Ground breaking telah diklaim sebagai keberhasilan, dan itu wajar dari sudut pandang penguasa dan para pengikutnya. Namun tentu akan berbeda dengan sudut pandang pihak lain yang melihat secara objektif atau kritis kepada pemerintah. Mestinya rejim penguasa berterimakasih kepada para kaum kritis dan objektif memberi penilaian karena itulah cermin bersih bagi penguasa dan bukan sebagai pengganggu yang harus di buldozer seperti kata Luhut Panjaitan.
Destruksi kebangsaan begitu bebas terjadi dan berlangsung tanpa henti dibawah rejim Jokowi Kalla. Destruksi nilai-nilai kebangsaan dan kedaulatan justru dilakukan oleh Presiden bersama jajarannya secara sadar atau tidak sadar tanpa ada reaksi ataupun respon dari lembaga legislatif yaitu DPR dengan hak pengawasannya. Penabrakan terhadap UU yang telah terjadi belasan kali, pengabaian keputusan hukum, menandatangi keputusan yang kemudian ditarik dengan alasan tidak membaca, mengangkat warga negara asing jadi menteri, dan terakhir penghapusan ujian nasional adalah bagian dari destruksi nilai nilai kedaulatan bangsa.
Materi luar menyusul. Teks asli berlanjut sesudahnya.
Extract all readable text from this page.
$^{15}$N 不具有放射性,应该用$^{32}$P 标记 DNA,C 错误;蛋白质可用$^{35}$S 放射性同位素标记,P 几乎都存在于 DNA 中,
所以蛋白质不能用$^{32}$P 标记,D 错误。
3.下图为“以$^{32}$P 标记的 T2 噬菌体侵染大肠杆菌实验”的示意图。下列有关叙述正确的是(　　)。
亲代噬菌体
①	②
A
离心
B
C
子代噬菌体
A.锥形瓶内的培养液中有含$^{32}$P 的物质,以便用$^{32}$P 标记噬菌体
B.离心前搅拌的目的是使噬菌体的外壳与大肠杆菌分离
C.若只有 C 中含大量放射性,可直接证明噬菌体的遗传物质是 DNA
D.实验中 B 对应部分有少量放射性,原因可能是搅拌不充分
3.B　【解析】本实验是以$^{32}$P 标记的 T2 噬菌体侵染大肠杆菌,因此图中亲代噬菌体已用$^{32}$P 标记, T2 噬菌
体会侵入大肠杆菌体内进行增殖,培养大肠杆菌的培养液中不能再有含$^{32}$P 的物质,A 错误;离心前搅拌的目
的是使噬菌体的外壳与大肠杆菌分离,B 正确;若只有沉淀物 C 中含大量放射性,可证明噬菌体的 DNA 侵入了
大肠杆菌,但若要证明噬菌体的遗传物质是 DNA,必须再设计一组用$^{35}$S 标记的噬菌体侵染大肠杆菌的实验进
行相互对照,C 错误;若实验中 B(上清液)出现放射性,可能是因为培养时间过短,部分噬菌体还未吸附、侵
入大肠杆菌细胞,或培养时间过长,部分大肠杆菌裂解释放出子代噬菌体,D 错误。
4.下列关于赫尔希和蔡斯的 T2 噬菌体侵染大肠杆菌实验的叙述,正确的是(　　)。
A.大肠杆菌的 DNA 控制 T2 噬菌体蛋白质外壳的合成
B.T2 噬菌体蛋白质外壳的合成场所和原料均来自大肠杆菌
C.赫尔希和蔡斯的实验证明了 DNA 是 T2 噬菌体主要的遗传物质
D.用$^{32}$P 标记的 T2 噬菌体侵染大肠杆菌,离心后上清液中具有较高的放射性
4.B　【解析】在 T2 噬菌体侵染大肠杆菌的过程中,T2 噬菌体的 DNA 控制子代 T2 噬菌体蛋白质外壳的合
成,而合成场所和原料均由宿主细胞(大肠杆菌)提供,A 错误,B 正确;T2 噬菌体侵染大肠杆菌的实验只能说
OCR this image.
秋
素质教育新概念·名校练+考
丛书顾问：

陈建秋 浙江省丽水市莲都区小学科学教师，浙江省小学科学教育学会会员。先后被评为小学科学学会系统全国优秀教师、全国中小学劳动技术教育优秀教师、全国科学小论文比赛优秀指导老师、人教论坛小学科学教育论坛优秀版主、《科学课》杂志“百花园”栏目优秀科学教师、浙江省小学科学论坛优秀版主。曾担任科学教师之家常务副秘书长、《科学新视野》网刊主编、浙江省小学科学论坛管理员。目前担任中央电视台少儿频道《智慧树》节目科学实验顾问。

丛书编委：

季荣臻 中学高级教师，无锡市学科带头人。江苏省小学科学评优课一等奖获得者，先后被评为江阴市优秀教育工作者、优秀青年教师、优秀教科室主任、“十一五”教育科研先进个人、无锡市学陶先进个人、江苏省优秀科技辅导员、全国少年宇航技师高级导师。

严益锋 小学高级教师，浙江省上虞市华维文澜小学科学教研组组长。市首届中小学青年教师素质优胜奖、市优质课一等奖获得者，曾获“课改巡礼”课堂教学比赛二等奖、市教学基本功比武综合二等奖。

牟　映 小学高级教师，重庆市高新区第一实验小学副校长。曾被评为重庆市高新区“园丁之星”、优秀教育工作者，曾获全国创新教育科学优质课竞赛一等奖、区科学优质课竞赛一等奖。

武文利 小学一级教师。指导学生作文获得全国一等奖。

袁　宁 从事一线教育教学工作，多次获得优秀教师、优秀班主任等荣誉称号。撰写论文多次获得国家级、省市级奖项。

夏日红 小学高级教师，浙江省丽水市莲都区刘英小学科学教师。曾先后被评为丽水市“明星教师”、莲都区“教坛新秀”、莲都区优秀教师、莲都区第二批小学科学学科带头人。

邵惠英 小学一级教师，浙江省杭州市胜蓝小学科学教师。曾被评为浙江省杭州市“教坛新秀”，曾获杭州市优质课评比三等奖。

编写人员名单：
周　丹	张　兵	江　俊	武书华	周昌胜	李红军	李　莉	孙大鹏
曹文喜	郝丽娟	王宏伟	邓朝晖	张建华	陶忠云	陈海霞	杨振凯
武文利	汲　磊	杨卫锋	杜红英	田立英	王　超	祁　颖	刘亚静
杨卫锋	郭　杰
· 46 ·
Penghapusan Ujian Nasional memang adalah keputusan popular, tapi tanpa sistem pengganti yang mengukur keberhasilan proses belajar mengajar dengan standard nasional adalah pembodohan dan penghancuran nilai nilai kebangsaan. *Apakah dengan pembagian Kartu Indonesia Pintar dirasa cukup membuat Indonesia pintar?* Mestinya sebelum Ujian Nasional dihapuskan, harus ada sistem yang menggantinya yang kemudian mampu menghasilkan generasi bangsa yang punya standard minimum.
Destruksi nilai nilai kedaulatan dan kebangsaan juga terjadi dengan derasnya arus tenaga kerja asing berkebangsaan Cina yang bagai serbuan Alien di film film menyeruak mengambil alih porsi anak anak bangsa. Serbuan tenaga kerja asing Cina tersebut datang bersamaan dengan gencarnya investor Cina yang diberikan karpet merah mulus menuju seluruh wilayah bangsa demi ambisi infrastruktur yang didengungkan Jokowi. Presiden berhutang dengan jor joran kepada Cina tanpa pernah mencoba untuk mendayagunakan sumber daya lokal. Jokowi terlalu pendek berfikir, hanya untuk kepentingan sesaat bahkan kedaulatan bangsa dipertaruhkan.
Destruksi juga terjadi semakin liar atas nama demokrasi. Ahok sang Gubernur yang mendapat hibah jabatan dari Jokowi bahkan mendestruksi Pancasila ideologi negara, dasar kehidupan berbangsa, dengan menyatakan bahwa Pancasila adalah ibarat bangunan setengah jadi kalau minoritas (Ahok?) belum jadi presiden. Sungguh destruksi dan distorsi makna Pancasila yang luar biasa. Ahok tidak paham bahwa demokrasi tertinggi adalah adanya kebijaksanaan dalam musyawarah mufakat bukan demokrasi buatan barat yang bahkan dinegara asal Ahok tidak berjalan lancar.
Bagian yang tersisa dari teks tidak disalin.